Weary after school and theater practice, Tommy Bilzco ’24 starts his commute home. He will grab some dinner and then dig into more schoolwork and practice. Meanwhile, classmate Samurai Chung ’24 stows his soccer gear in a locker already stuffed with detritus from track and basketball seasons. He patiently waits for his mom who juggles the schedules of his four active siblings—including a brother who also attends Saint Ignatius. His evening is much like Tommy’s: eat, study, relax a bit, and sleep to be ready to start again in the morning. Yes—both boys are tired, but they aren’t complaining. In fact, both would say that more is better. They, along with 28 of their Saint Ignatius brothers, are living the dream thanks to the Magis Scholars Program.
The brainchild of Peter Carfagna ’71, and his wife, Rita, the Magis Scholars Program launch was guided by Fr. Ray Guiao, Richard Klingshirn ’79, and Garen Distelhorst ’96. “Rita and I were moved to help fund the program after years of being inspired by the recipients of our Endowed Fund, the Carfagna Family Magis Scholarship, awarded annually to a student from either St. Dominic parish or St. Ann (now part of Communion of Saints) parish,” explains Peter. “We saw how ‘a little bit more’ (the Latin word “Magis” translates to “the more”) financial aid made it possible for these remarkable students to attend Saint Ignatius and decided that a multi-year Challenge Pledge would be the best way for the school to extend need-based tuition assistance to applicants whose admission would enrich, in unique ways, both the student and the school itself. We have seen the lasting impact that Saint Ignatius has had on them, and that they have had on our school. These students have been inspired by our Men for Others mission and will hopefully go beyond college to pursue a life of service—for the greater glory of God—A.M.D.G.”
The program identifies incoming freshmen who have already demonstrated the values of a Saint Ignatius student and have received tuition assistance from the school; but because the school cannot always meet 100 percent of a family’s need, the program helps to close the gap.
As a sixth-grader, Tommy knew about Saint Ignatius. When eighth grade began, he followed the school’s social media accounts, was inspired by the President’s videos, and thought “attendance would be life changing.” This was the moment his want became a need.
“The Magis Scholars Program is the reason I go to Saint Ignatius. What makes this so special is that it’s a great example of what alumni can do to pay it forward,” he says.
Tommy exemplifies a Magis Scholar. He’s active in performing arts groups, honors classes, and sports, is a Student Senate cabinet member, volunteers with Running with the Cats, and helped with the Ignatius Theatre WildCamp this past summer. He stays involved outside the school by serving on a youth advisory board for an Oberlin-based community theater group.

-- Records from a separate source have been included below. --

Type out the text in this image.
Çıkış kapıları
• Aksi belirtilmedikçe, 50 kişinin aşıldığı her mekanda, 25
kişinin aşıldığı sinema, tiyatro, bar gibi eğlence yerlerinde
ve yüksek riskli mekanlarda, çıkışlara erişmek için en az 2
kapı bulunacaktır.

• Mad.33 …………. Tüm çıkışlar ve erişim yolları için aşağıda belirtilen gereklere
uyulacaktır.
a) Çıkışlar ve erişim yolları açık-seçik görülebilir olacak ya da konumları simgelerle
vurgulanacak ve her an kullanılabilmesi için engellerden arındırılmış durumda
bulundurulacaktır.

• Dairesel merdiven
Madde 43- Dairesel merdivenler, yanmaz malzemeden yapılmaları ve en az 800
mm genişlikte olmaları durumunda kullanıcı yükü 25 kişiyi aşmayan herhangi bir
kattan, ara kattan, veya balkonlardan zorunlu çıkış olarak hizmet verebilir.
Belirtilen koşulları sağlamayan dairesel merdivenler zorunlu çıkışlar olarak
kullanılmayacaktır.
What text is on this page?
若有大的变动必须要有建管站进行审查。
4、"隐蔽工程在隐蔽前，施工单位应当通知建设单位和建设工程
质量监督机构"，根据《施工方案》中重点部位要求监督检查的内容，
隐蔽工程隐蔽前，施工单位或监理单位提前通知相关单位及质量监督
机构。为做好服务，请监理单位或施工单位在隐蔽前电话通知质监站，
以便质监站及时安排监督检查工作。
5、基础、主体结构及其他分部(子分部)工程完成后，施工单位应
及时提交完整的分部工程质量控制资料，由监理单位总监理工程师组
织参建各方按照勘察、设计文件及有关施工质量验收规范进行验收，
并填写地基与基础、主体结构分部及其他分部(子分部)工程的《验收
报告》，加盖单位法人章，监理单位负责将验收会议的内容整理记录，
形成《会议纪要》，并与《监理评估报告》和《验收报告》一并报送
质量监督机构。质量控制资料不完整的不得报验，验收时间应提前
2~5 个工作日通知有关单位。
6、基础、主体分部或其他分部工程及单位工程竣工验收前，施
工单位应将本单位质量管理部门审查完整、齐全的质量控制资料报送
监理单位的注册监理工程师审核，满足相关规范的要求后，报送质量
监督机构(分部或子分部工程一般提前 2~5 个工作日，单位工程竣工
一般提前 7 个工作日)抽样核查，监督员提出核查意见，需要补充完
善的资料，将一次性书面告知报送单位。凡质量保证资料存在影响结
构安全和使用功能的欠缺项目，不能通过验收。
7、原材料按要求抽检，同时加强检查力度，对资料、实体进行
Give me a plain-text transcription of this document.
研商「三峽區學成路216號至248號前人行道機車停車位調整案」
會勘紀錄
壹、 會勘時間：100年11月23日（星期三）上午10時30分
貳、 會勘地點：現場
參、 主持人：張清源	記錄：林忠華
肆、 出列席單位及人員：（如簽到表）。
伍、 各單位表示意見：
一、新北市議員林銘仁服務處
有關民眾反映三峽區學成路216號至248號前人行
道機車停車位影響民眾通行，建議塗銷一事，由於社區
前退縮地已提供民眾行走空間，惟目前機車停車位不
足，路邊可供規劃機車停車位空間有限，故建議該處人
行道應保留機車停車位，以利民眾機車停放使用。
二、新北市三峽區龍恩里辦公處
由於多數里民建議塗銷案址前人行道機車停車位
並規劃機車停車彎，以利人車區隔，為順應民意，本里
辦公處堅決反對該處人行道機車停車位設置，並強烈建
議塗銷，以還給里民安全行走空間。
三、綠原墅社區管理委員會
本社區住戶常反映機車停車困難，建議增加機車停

Samurai’s story begins with his parents, Tom and Jennifer Chung. “Samurai could attend any high school – the curriculum, words and numbers in textbooks are similar from one school to another. But the intangibles that Saint Ignatius presented to our family, such as the deep-rooted Catholic presence on campus, the constant display of faculty leadership, and the daily demonstration of integrity created the right environment in which he and his brother can thrive.”
He is, indeed, thriving. He enjoyed SEP the summer before eighth grade, and the Magis Scholars Program made attendance possible. Samurai says, “Saint Ignatius feels like a good balance of academics and other activities to help me become well-rounded. I feel empowered to make decisions about who I want to be when I grow up… As a student, my volunteer work, faith in God, and academic opportunities are helping me become the best version of myself.”
As president of Brother to Brother, Samurai led the collection and sale of dress code clothing, donating the proceeds for pediatric cancer research in memory of Kevin Healey ’07. In addition to honors classes, he looks forward to participating in the Christian Action Team and Sophomore Service next year.
Samurai appreciates his Magis Scholarship. “There are people who know I can be great and who believe I can do something good for the world. Having people support me in this way helps me see that I serve a purpose in God’s plan and challenges me to live up to that expectation.”
More is Better
Clearly, the Magis Scholars Program makes a big impact. The Chungs say, “With five children and a deep commitment to Catholic education, the generous support of the donors to the program makes a real and tangible impact on our family. The donors are demonstrating a commitment to providing promising students with opportunity and cultivating a spiritual and academic environment of possibility. We are very grateful.”
All gifts designated to the Magis Scholars Program, up to $50,000/year, are matched dollar for dollar by the Carfagnas, doubling the impact of every gift. Saint Ignatius will appeal to alumni in their anniversary years to contribute to this program, but anyone’s contribution will trigger the challenge set forth.
Peter and Rita hope other Saint Ignatius donors are inspired to match their annual pledge so that every deserving applicant can find his special place at the school. “We are confident that each donation will be used to change that student’s life forever, inspiring him to seek the Magis in all he does,” says Peter.